# anybody hunt in polk co.



## Coon Dog (Sep 10, 2009)

im in a club in polk this year want to ask a few ?


----------



## robertyb (Sep 10, 2009)

I live and hunt in Polk Co.


----------



## Polkcountydeerslayer (Sep 10, 2009)

me 2


----------



## RVGuy (Sep 10, 2009)

have a lease in Polk


----------



## mjfrawg (Sep 11, 2009)

i hunt on polk co line in haralson county killed a nice 9 pointer in polk a couple years ago


----------



## Coon Dog (Sep 11, 2009)

when is the rut normally in polk that yall have seen thanks


----------



## robertyb (Sep 11, 2009)

Coon Dog said:


> when is the rut normally in polk that yall have seen thanks



11-7 through 11-20 roughly.


----------



## ball8875 (Sep 14, 2009)

Coon Dog,
Robertyb is right on with those dates.  Been hunting Cedartown for several years and rut has been consistent for me.  Hope you enjoy your club in Polk County.  Some nice bucks in these parts.


----------



## chrismonroe (Sep 17, 2009)

felton rockmart road here been hunting same farm for 17 years. seen good deer seen nothing this year. but thay did some logging behind me during the summer. hope you have good luck.


----------



## mjfrawg (Sep 18, 2009)

I have really good luck During thanksgiving


----------



## Coon Dog (Sep 26, 2009)

*cave springs*

this new club im in is about 3 miles out of cave springs any off yall hunt around this area and how do yall think the deer heard is in this area thanks


----------



## Bigun68 (Nov 26, 2009)

*Polk hunter 28 years*

Ask away


----------



## MossyOak (Nov 26, 2009)

*Ditto !*



robertyb said:


> I live and hunt in Polk Co.



we should get together sometime Robert

Mossy


----------



## polkhunt (Feb 26, 2010)

I know this is an old thread but I just joined this forum.
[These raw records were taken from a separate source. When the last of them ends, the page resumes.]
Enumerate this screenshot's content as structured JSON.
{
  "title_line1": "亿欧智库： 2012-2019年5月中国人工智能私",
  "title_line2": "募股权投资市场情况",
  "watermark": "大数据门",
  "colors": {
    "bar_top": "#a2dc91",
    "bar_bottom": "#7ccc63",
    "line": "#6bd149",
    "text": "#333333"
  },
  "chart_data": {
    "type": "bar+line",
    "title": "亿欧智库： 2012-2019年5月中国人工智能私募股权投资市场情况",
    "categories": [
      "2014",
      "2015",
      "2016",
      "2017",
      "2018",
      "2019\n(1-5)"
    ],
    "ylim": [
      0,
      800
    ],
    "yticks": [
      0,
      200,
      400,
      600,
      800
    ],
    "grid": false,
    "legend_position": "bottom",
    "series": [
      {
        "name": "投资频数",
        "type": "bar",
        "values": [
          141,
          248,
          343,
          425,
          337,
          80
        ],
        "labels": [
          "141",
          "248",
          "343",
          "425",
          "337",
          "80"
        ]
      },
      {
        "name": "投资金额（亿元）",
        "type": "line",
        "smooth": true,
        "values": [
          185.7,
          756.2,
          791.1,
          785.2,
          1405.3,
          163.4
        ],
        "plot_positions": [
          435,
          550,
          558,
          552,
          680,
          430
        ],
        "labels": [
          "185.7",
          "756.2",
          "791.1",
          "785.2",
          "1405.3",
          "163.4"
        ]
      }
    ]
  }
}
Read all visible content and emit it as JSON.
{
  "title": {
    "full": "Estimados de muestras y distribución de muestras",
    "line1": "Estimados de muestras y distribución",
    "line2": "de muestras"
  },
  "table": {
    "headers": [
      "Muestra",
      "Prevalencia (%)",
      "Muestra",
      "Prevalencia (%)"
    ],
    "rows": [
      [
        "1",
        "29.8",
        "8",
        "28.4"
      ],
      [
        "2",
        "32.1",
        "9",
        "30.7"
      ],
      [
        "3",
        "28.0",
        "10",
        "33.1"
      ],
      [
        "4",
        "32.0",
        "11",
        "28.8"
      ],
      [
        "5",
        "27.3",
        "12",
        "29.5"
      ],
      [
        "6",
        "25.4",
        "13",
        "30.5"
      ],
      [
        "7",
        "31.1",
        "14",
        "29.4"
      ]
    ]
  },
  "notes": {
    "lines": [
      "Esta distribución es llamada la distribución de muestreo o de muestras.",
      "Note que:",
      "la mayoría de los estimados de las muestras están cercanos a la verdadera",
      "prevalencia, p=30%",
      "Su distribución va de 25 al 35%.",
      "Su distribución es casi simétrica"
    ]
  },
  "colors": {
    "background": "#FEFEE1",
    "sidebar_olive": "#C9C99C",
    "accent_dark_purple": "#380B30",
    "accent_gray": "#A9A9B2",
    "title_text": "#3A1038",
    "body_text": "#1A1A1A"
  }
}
I hunt in polk county. I have been hunting there for over 20 years. I have never killed any giant bucks but some fair bucks for north georgia.


----------



## jsimages (Feb 26, 2010)

live and hunt and fish in polk county. antioch to be exact lol


----------



## Coon Dog (Mar 17, 2010)

*polk co*

glad to here from yall and see them pics congrats on the kills we did well on our club for the first year we did not hunt it much but my dad wanted us all to get back in it heck he seen 18 deer one morning its pretty good to me but i want to get in a club with lots of turkeys and some hogs yall take care


----------



## polkhunt (Mar 20, 2010)

I killed a Ok tom this morning. I will try to get some pics on here soon. 3/4 inch spurs 9 inch beard. I killed him early about 20 min after I sat down did not hear another bird.


----------



## polkhunt (Apr 14, 2010)

I was going to post a pic of my bird that I killed on opening day but I took it with my cell phone and it is not the greatest quality as I said in my previous post he was just OK but he still tasted good.


----------